Global distressed investment fundraising figures dropped 87 percent last year compared to the record-setting $45.8 billion raised in 2008, according to data collected by Probitas Partners.
“In the strong fundraising market of 2007 and 2008, many investors had already placed their bets on the few distressed managers they planned to back and were not looking to add new relationships [in 2009],” explained Probitas partner Kelly Deponte.
In the strong fundraising market of 2007 and 2008, many investors had already placed their bets on the few distressed managers they planned to back.

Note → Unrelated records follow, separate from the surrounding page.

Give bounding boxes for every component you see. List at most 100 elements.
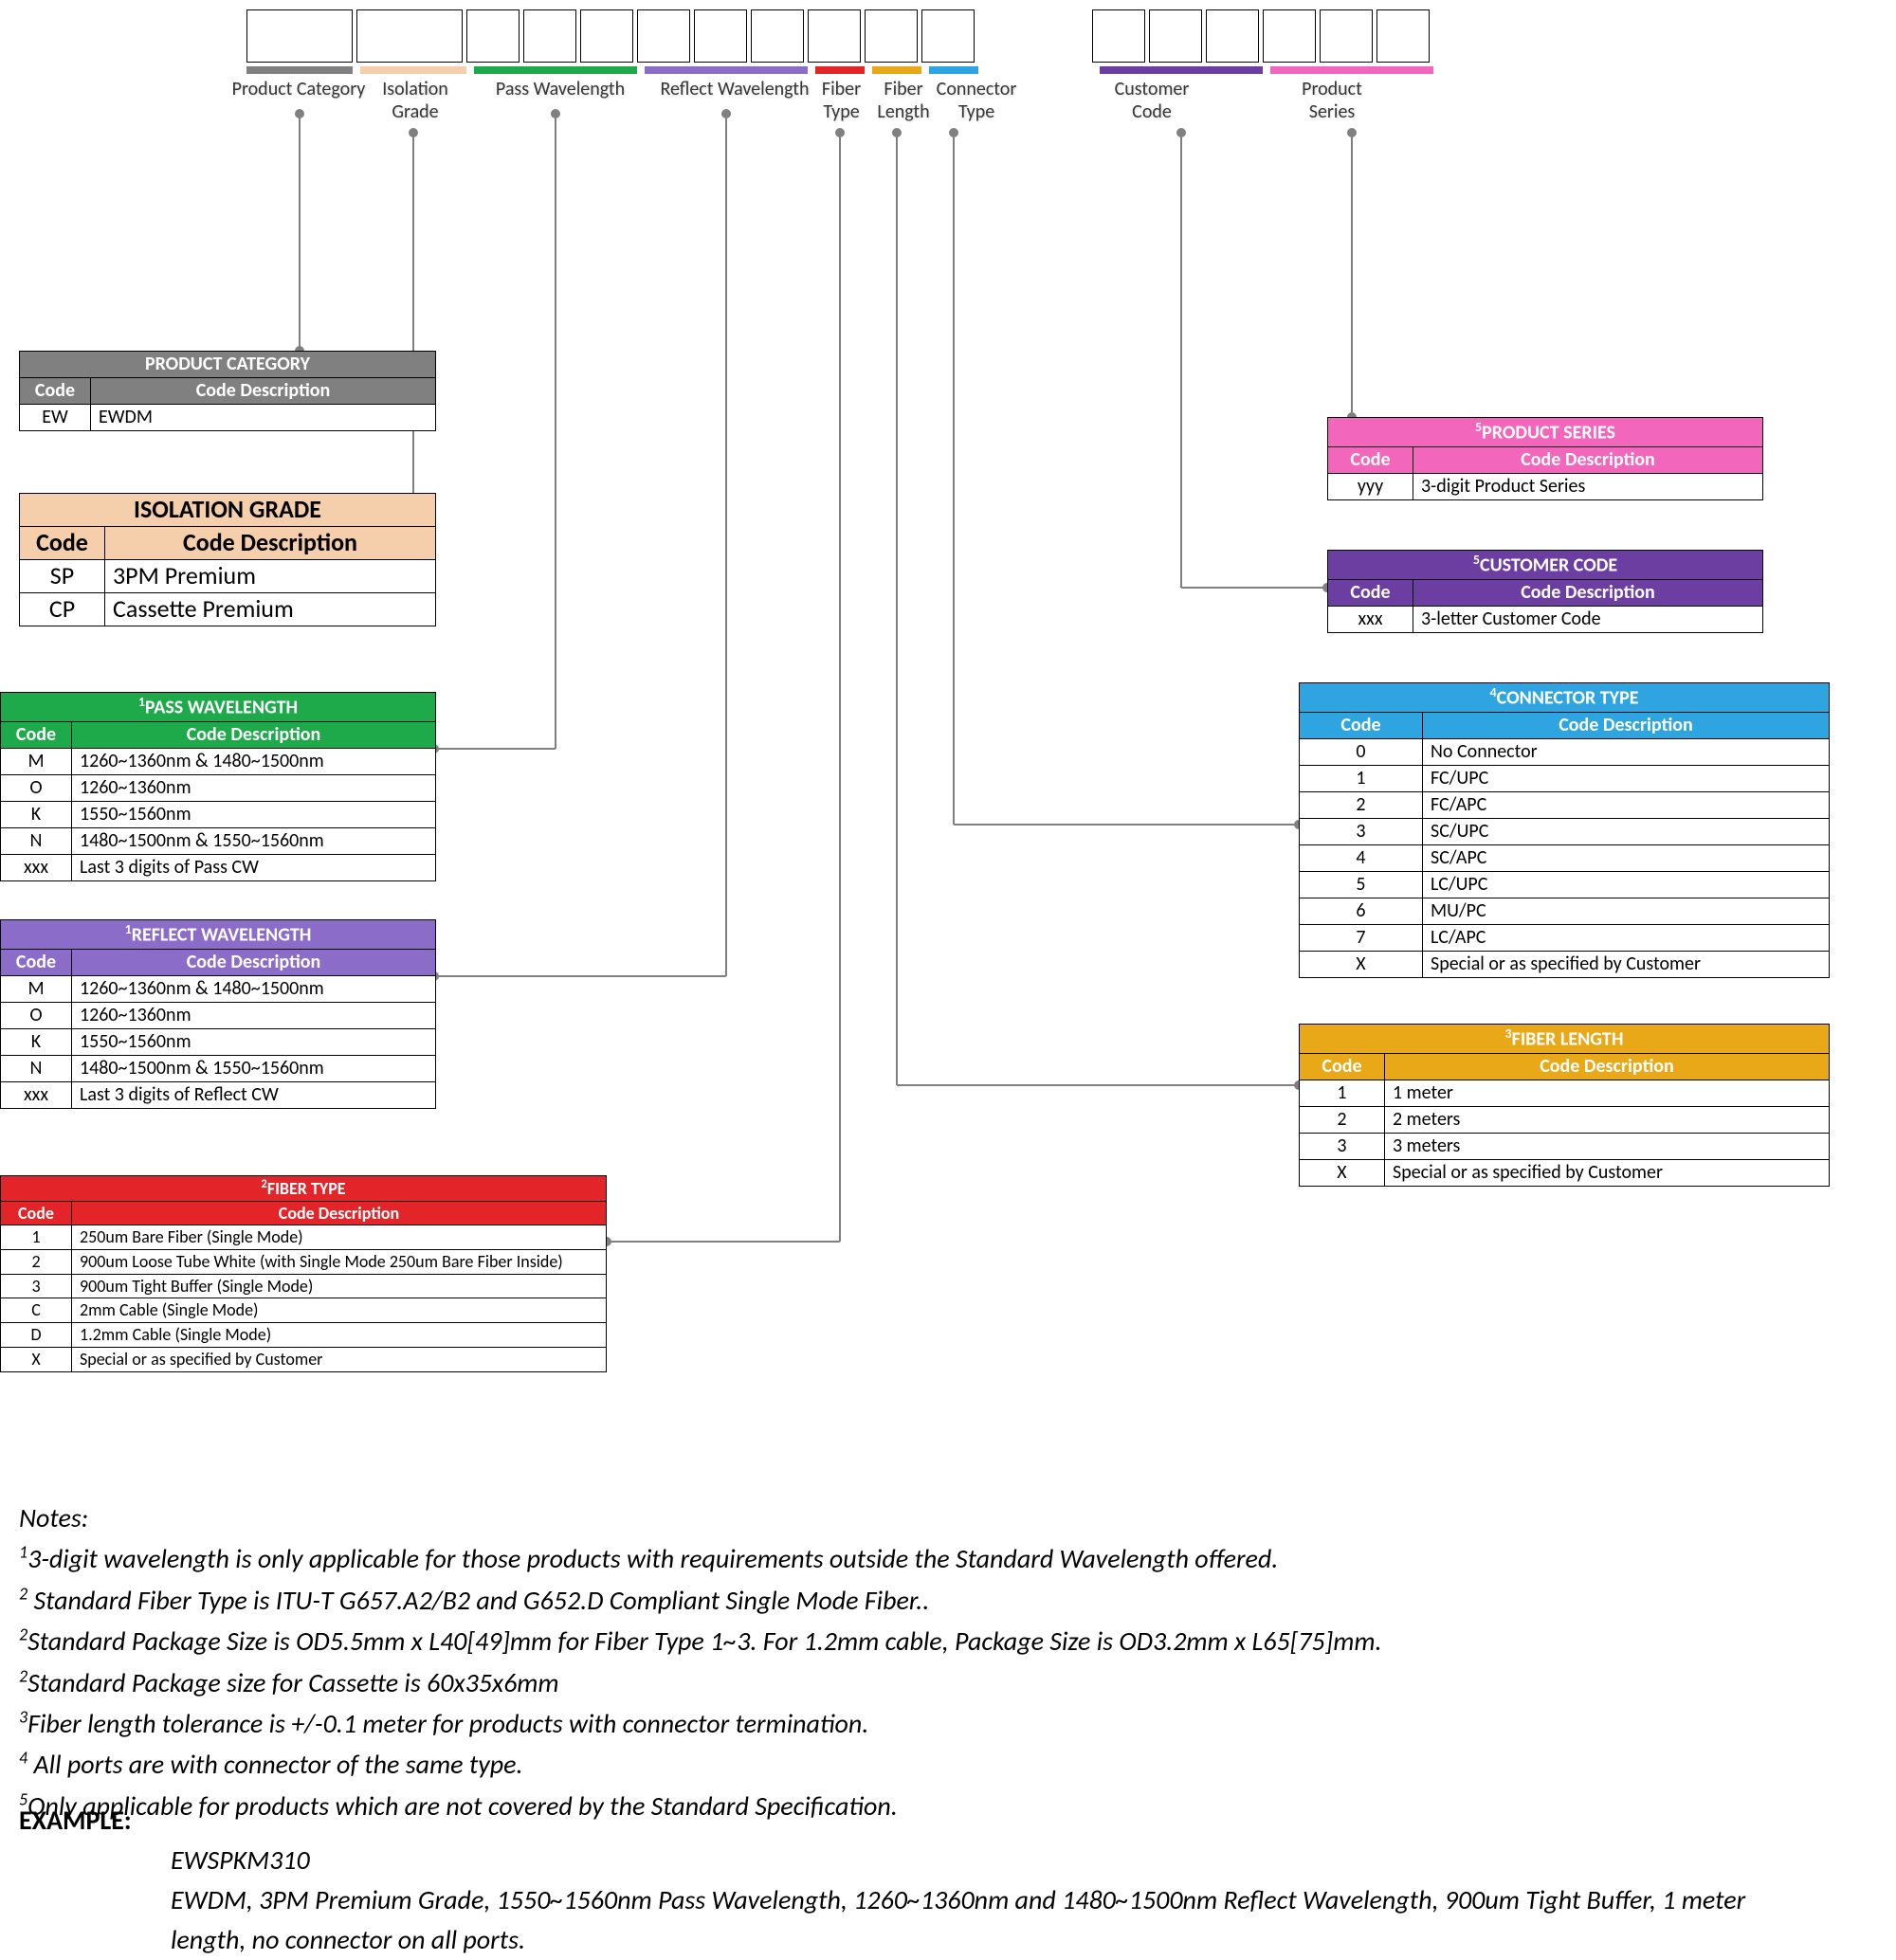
desc-cell: 900um Loose Tube White (with Single Mode… xyxy=(72,1250,607,1275)
example-code: EWSPKM310 xyxy=(171,1843,310,1877)
bar xyxy=(929,66,978,74)
product_series-table: 5PRODUCT SERIESCodeCode Descriptionyyy3-… xyxy=(1327,417,1763,500)
bar xyxy=(872,66,921,74)
fiber_length-table: 3FIBER LENGTHCodeCode Description11 mete… xyxy=(1299,1024,1830,1187)
category-label: Pass Wavelength xyxy=(489,78,631,100)
code-cell: 2 xyxy=(1300,791,1423,818)
code-cell: 7 xyxy=(1300,924,1423,951)
category-label: Isolation Grade xyxy=(368,78,463,123)
code-cell: O xyxy=(1,1002,72,1028)
code-cell: EW xyxy=(20,405,91,431)
desc-cell: Last 3 digits of Reflect CW xyxy=(72,1081,436,1108)
isolation_grade-table: ISOLATION GRADECodeCode DescriptionSP3PM… xyxy=(19,493,436,626)
note-line: 3Fiber length tolerance is +/-0.1 meter … xyxy=(19,1703,1382,1744)
code-cell: 1 xyxy=(1300,1080,1385,1106)
desc-cell: MU/PC xyxy=(1423,898,1830,924)
code-cell: 3 xyxy=(1300,1133,1385,1159)
code-cell: O xyxy=(1,774,72,801)
code-cell: SP xyxy=(20,559,105,592)
desc-cell: EWDM xyxy=(91,405,436,431)
code-cell: 2 xyxy=(1,1250,72,1275)
bar xyxy=(815,66,865,74)
desc-cell: 1550~1560nm xyxy=(72,1028,436,1055)
desc-cell: 3PM Premium xyxy=(105,559,436,592)
desc-cell: 1260~1360nm & 1480~1500nm xyxy=(72,975,436,1002)
desc-cell: 1 meter xyxy=(1385,1080,1830,1106)
note-line: 2 Standard Fiber Type is ITU-T G657.A2/B… xyxy=(19,1580,1382,1621)
desc-cell: 900um Tight Buffer (Single Mode) xyxy=(72,1274,607,1298)
category-label: Product Category xyxy=(218,78,379,100)
category-label: Fiber Length xyxy=(870,78,937,123)
code-cell: 1 xyxy=(1300,765,1423,791)
desc-cell: Cassette Premium xyxy=(105,592,436,626)
fiber_type-table: 2FIBER TYPECodeCode Description1250um Ba… xyxy=(0,1175,607,1372)
code-cell: K xyxy=(1,1028,72,1055)
desc-cell: 1260~1360nm xyxy=(72,1002,436,1028)
desc-cell: 2 meters xyxy=(1385,1106,1830,1133)
desc-cell: 250um Bare Fiber (Single Mode) xyxy=(72,1225,607,1250)
desc-cell: No Connector xyxy=(1423,738,1830,765)
code-cell: D xyxy=(1,1323,72,1348)
note-line: 13-digit wavelength is only applicable f… xyxy=(19,1538,1382,1579)
connector_type-table: 4CONNECTOR TYPECodeCode Description0No C… xyxy=(1299,682,1830,978)
code-cell: xxx xyxy=(1,1081,72,1108)
desc-cell: Special or as specified by Customer xyxy=(1385,1159,1830,1186)
bar xyxy=(1270,66,1433,74)
category-label: Reflect Wavelength xyxy=(654,78,815,100)
category-label: Product Series xyxy=(1285,78,1379,123)
code-cell: 2 xyxy=(1300,1106,1385,1133)
code-cell: C xyxy=(1,1298,72,1323)
code-cell: M xyxy=(1,748,72,774)
code-cell: CP xyxy=(20,592,105,626)
desc-cell: Special or as specified by Customer xyxy=(72,1347,607,1371)
desc-cell: Last 3 digits of Pass CW xyxy=(72,854,436,880)
desc-cell: 1.2mm Cable (Single Mode) xyxy=(72,1323,607,1348)
desc-cell: 1480~1500nm & 1550~1560nm xyxy=(72,1055,436,1081)
desc-cell: FC/UPC xyxy=(1423,765,1830,791)
code-cell: N xyxy=(1,1055,72,1081)
code-cell: yyy xyxy=(1328,473,1413,499)
notes-heading: Notes: xyxy=(19,1497,1382,1538)
desc-cell: 3 meters xyxy=(1385,1133,1830,1159)
code-cell: N xyxy=(1,827,72,854)
desc-cell: 1550~1560nm xyxy=(72,801,436,827)
code-cell: 3 xyxy=(1300,818,1423,844)
desc-cell: 1260~1360nm xyxy=(72,774,436,801)
desc-cell: 3-letter Customer Code xyxy=(1413,606,1763,632)
code-cell: M xyxy=(1,975,72,1002)
desc-cell: 3-digit Product Series xyxy=(1413,473,1763,499)
category-label: Customer Code xyxy=(1104,78,1199,123)
desc-cell: 1480~1500nm & 1550~1560nm xyxy=(72,827,436,854)
code-cell: 4 xyxy=(1300,844,1423,871)
code-cell: K xyxy=(1,801,72,827)
desc-cell: FC/APC xyxy=(1423,791,1830,818)
desc-cell: SC/APC xyxy=(1423,844,1830,871)
code-cell: 0 xyxy=(1300,738,1423,765)
code-cell: xxx xyxy=(1328,606,1413,632)
code-cell: 3 xyxy=(1,1274,72,1298)
category-label: Connector Type xyxy=(929,78,1024,123)
code-cells xyxy=(246,9,1430,63)
customer_code-table: 5CUSTOMER CODECodeCode Descriptionxxx3-l… xyxy=(1327,550,1763,633)
desc-cell: LC/APC xyxy=(1423,924,1830,951)
code-cell: X xyxy=(1300,951,1423,977)
desc-cell: 1260~1360nm & 1480~1500nm xyxy=(72,748,436,774)
desc-cell: SC/UPC xyxy=(1423,818,1830,844)
desc-cell: 2mm Cable (Single Mode) xyxy=(72,1298,607,1323)
bar xyxy=(360,66,466,74)
note-line: 2Standard Package size for Cassette is 6… xyxy=(19,1662,1382,1703)
bar xyxy=(1100,66,1263,74)
bar xyxy=(645,66,808,74)
code-cell: 5 xyxy=(1300,871,1423,898)
reflect_wavelength-table: 1REFLECT WAVELENGTHCodeCode DescriptionM… xyxy=(0,919,436,1109)
desc-cell: LC/UPC xyxy=(1423,871,1830,898)
category-label: Fiber Type xyxy=(806,78,877,123)
pass_wavelength-table: 1PASS WAVELENGTHCodeCode DescriptionM126… xyxy=(0,692,436,881)
example-label: EXAMPLE: xyxy=(19,1804,132,1837)
note-line: 2Standard Package Size is OD5.5mm x L40[… xyxy=(19,1621,1382,1661)
desc-cell: Special or as specified by Customer xyxy=(1423,951,1830,977)
code-cell: xxx xyxy=(1,854,72,880)
code-cell: X xyxy=(1300,1159,1385,1186)
example-desc: EWDM, 3PM Premium Grade, 1550~1560nm Pas… xyxy=(171,1883,1745,1956)
product_category-table: PRODUCT CATEGORYCodeCode DescriptionEWEW… xyxy=(19,351,436,431)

“In addition, a number of distressed managers invested significant capital too early in the cycle and were caught by surprise by the market collapse in September of 2008,” Deponte continued. “In the first half of 2009, these managers were suffering portfolio problems which LPs wanted addressed before committing more capital to the sector.”
Oak Hill Advisors was among the managers to raise capital for distressed investments last year, closing a $1.1 billion fund in September that was 50 percent oversubscribed.
At the other end of the spectrum, fundraising for secondaries vehicles hit a record high of $22.3 billion in 2009, making it the only private equity sector globally that surpassed its 2008 totals, Deponte said. From 2008 to 2009, secondaries fundraising totals increased an eye-popping 201 percent.
Partners Group, LGT Capital Partners, Portfolio Advisors, HarbourVest Partners, Pomona Capital and Goldman Sachs were among the groups that closed secondaries funds in 2009.